For ordinary DBAs, I think there are many opportunities here too. A significant trend is that database expertise has become the most irreplaceable part of Vibe Coding. Why do I say this? Let’s look at how current AI/SaaS entrepreneurs deliver and produce output.
Best practice is usually to cobble together a frontend with Next.js hosted on Vercel or Cloudflare, with a “BaaS” database like Supabase behind it - the backend is completely eliminated, and frontend Vibe Coding is relatively easy, but mastery and understanding of Postgres underneath Supabase is a relatively scarce skill. Building and maintaining production-grade PostgreSQL/Supabase clusters has basically become the bottleneck chokepoint in the entire stack.

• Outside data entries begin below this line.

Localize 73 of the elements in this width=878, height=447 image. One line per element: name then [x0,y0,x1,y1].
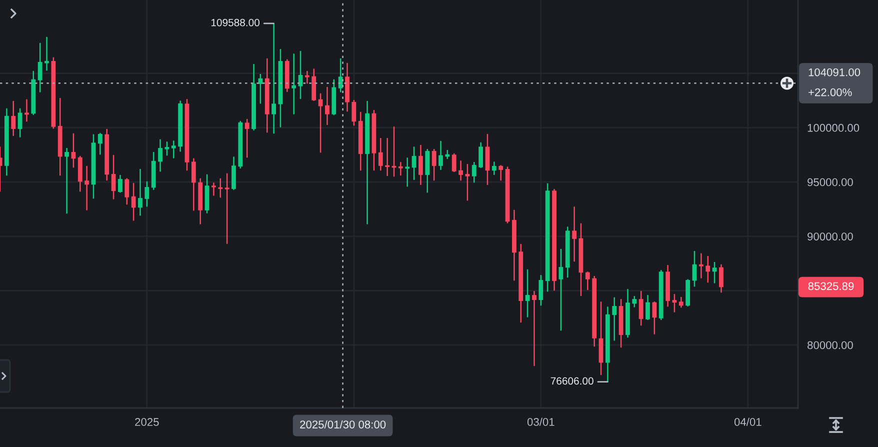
candlestick [572,206,576,262]
y-tick-label: 95000.00 [808,178,853,186]
ref-line-label: 104091.00 +22.00% [808,68,860,96]
candlestick [272,22,276,134]
candlestick [258,73,263,104]
candlestick [292,53,296,115]
candlestick [378,137,383,172]
candlestick [646,294,650,321]
y-tick-label: 100000.00 [808,124,860,132]
candlestick [325,86,330,126]
candlestick [458,160,463,182]
y-tick-label: 80000.00 [808,341,853,350]
candlestick [11,100,16,137]
candlestick [538,274,544,306]
candlestick [632,295,637,308]
candlestick [678,296,684,308]
candlestick [432,148,436,182]
candlestick [525,268,530,318]
candlestick [111,154,116,200]
candlestick [304,70,310,84]
candlestick [64,147,69,214]
candlestick [465,163,470,202]
candlestick [144,180,150,208]
candlestick [191,158,196,212]
candlestick [244,118,250,158]
candlestick [224,172,230,245]
candlestick [558,248,564,332]
candlestick [171,140,176,159]
candlestick [18,108,22,138]
candlestick [452,152,456,173]
candlestick [405,157,410,188]
candlestick [706,255,710,284]
candlestick [398,161,403,176]
candlestick [612,296,617,342]
candlestick [472,161,476,184]
ref-line-label: 2025/01/30 08:00 [300,420,386,428]
x-tick-label: 04/01 [734,418,762,426]
candlestick [712,261,717,284]
candlestick [218,178,223,198]
candlestick [638,290,644,326]
candlestick [492,161,496,176]
candlestick [44,36,49,72]
candlestick [532,290,536,367]
annotation: 109588.00 [211,18,260,26]
x-tick-label: 03/01 [527,418,554,426]
x-tick-label: 2025 [135,418,159,426]
candlestick [124,178,130,206]
candlestick [652,300,657,335]
candlestick [158,138,162,172]
candlestick [38,42,42,93]
candlestick [485,133,490,186]
candlestick [318,92,323,154]
candlestick [131,182,136,222]
candlestick [352,99,356,126]
text: 85325.89 [808,282,854,290]
candlestick [498,164,504,182]
candlestick [698,252,704,279]
candlestick [98,132,102,156]
candlestick [438,140,443,171]
candlestick [232,156,236,191]
candlestick [84,165,90,211]
candlestick [24,98,29,122]
y-tick-label: 90000.00 [808,232,853,240]
candlestick [338,58,343,93]
annotation: 76606.00 [550,377,594,385]
candlestick [138,168,142,216]
candlestick [585,271,590,291]
candlestick [118,174,122,194]
candlestick [478,142,484,169]
candlestick [211,182,216,196]
candlestick [719,264,724,294]
candlestick [164,140,170,156]
candlestick [418,144,423,186]
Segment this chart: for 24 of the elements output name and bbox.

This is a huge positive for DBAs - because Claude Code has brought everyone’s programming abilities to the same level, what matters now is general integration capabilities and scarce database/DBA experience. The PG DBA community already possesses the latter, giving them an inherent advantage over other engineers at the same level.
PG DBAs should fully leverage this current advantage, arm themselves with Code Agents (and open-source PostgreSQL database management Pigsty), transforming themselves into new-generation full-stack architects + managers, striking first to occupy ecological high ground while others are still struggling with database hard bones.